Abwärts Krautrock

Rockmusik aus Deutschland, die diesem Land entspricht – Abwärts veröffentlichen ihr neues Album Krautrock.

Eins muss man der neuen Abwärts-Platte lassen: Die Titel der Stücke klingen vielversprechend, lesen sich gut: »Berlin Goerlitzer Park«, »Wachkoma«, »Peking Spring Smog«, »Aus einem Gartenhaus«. Leider verbirgt sich dahinter nicht mehr als selbstgefälliger, breitbeiniger Vollrock, dem jegliche Aufregung abhanden gekommen ist – so, wie man es von den letzten Releases der Gruppe um Frank Z. und Rodrigo González gewohnt war. Schon der Pressetext verteidigt die Platte, mokiert Z. hier doch, in Deutschland sei Humor noch immer ein Fremdwort – wusste da vielleicht jemand bereits, was er da abliefert?

Wenn im ersten Song »Berlin Goerlitzer Park« mit schmieriger Stimme die Sprüche der Drogendealer aus dem Görli nacherzählt werden, findet sich dort kein Humor. Da findet sich eigentlich gar nichts, außer der Beschreibung von etwas Gesehenem – was grundsätzlich auch kein Problem ist. Aber wie steht Z. zu den Dealern? Nerven sie ihn? Bringt er ihnen gegenüber Empathie auf? Eine Position zu diesem viel diskutierten Thema steckt in seinem Text nicht, wird auch nicht durch den Sound transportiert. »Crazy feeling, tief im Müll / Hey, es kickt dich stark / Crazy feeling, es riecht nach Scheiß / Berlin Görlitzer Park.« Ernsthaft? Dieser Refrain ist dann leider auch noch so gelangweilt vorgetragen, dass die Frage aufkommen muss: Ist die Luft endgültig raus? Oder hat Z. nichts gefunden, zu dem er künstlerisch arbeiten möchte, das ihn wirklich interessiert? In »Das Verhör« wird die Spur wieder aufgenommen, aber auch das ist gruselig, lässt sich der Song doch höchstens als subtile Drohung den Dealern gegenüber interpretieren.

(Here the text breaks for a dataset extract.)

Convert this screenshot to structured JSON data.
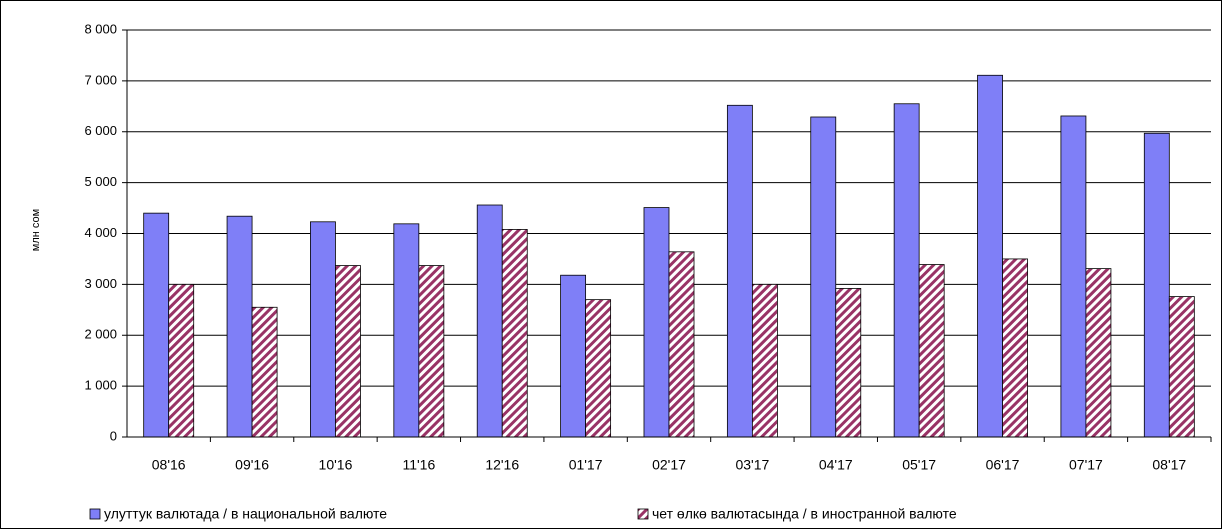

Musikalisch hat die Platte ihre (winzigen) Momente, aber niemals über die ganze Länge eines Songs. Und selbst diese Momente sabotiert Frank Z. mit seiner Stimme, zwängt er ihnen doch ein Pathos auf, das er gar nicht füllen kann, suggeriert eine Tiefe, die gefühlt zwischen Hüfte und Kniekehlen schwingt: Hier hängen die Gitarren, hier pendelt das Ego. Was er dabei als Humor versteht, ist eine bloße Verhärtung von Klischees. Und das ist kein Generationenproblem: Bands wie Mutter, Neubauten, EA80 überraschen auch nach über 30-Jahre-langen Karrieren noch. Mit dieser Platte verhält es sich jedoch leider wie mit den letzten Ergüssen der Fehlfarben: Der Saft ist raus. Der Titel des Albums, Krautrock, ist somit bezeichnend: Rockmusik aus Deutschland, die diesem Land entspricht – keine Position, kein Herz, kein Gefühl, keine Leidenschaft.

 

2 KOMMENTARE

  1. Ich finde die neue Abwärts-Platte großartig!
    Wenn man keinen Feinsinn hat, um diesen Humor zu begreifen, sollte man sich besser mit Kommentaren dazu zurückhalten. Sonst wird’s nur peinlich…

  2. Die Scheibe ist in meinen Ohren sehr gut. Herr Z. bezieht sich musikalisch auf „Der Westen Ist Einsam“, welche die Punkbasis nie richtig gemocht hat. Es wird viel zitiert, z.B. Görlitzer Park klingt nach Gang Of Four und Ein Bus Wird Kommnen nach Ein Schiff Wird Kommen, Tante Nana. Auch Aus Meinem Gartenhaus ist ein 3.0-Titel erstmals auf Der Westen Ist Einsam. Gut, den Text von Computerstaat hätte Frank Z. extremer aktualisieren müssen, mein einziger Minuspunkt, anstatt KGB z.B. NSA. Der dunkle Humor ist anwesend, ohne direkte Wertung der beschriebenen Zustände ist nur Ablehnung derer möglich. Wer mit Der Westen Ist Einsam Verständnisprobleme hatte, wird auch hier keine Zuneigung aufbringen können. Übrigens Ich bin ein ALTER SACK, der die Band von Beginn an kennt und mag.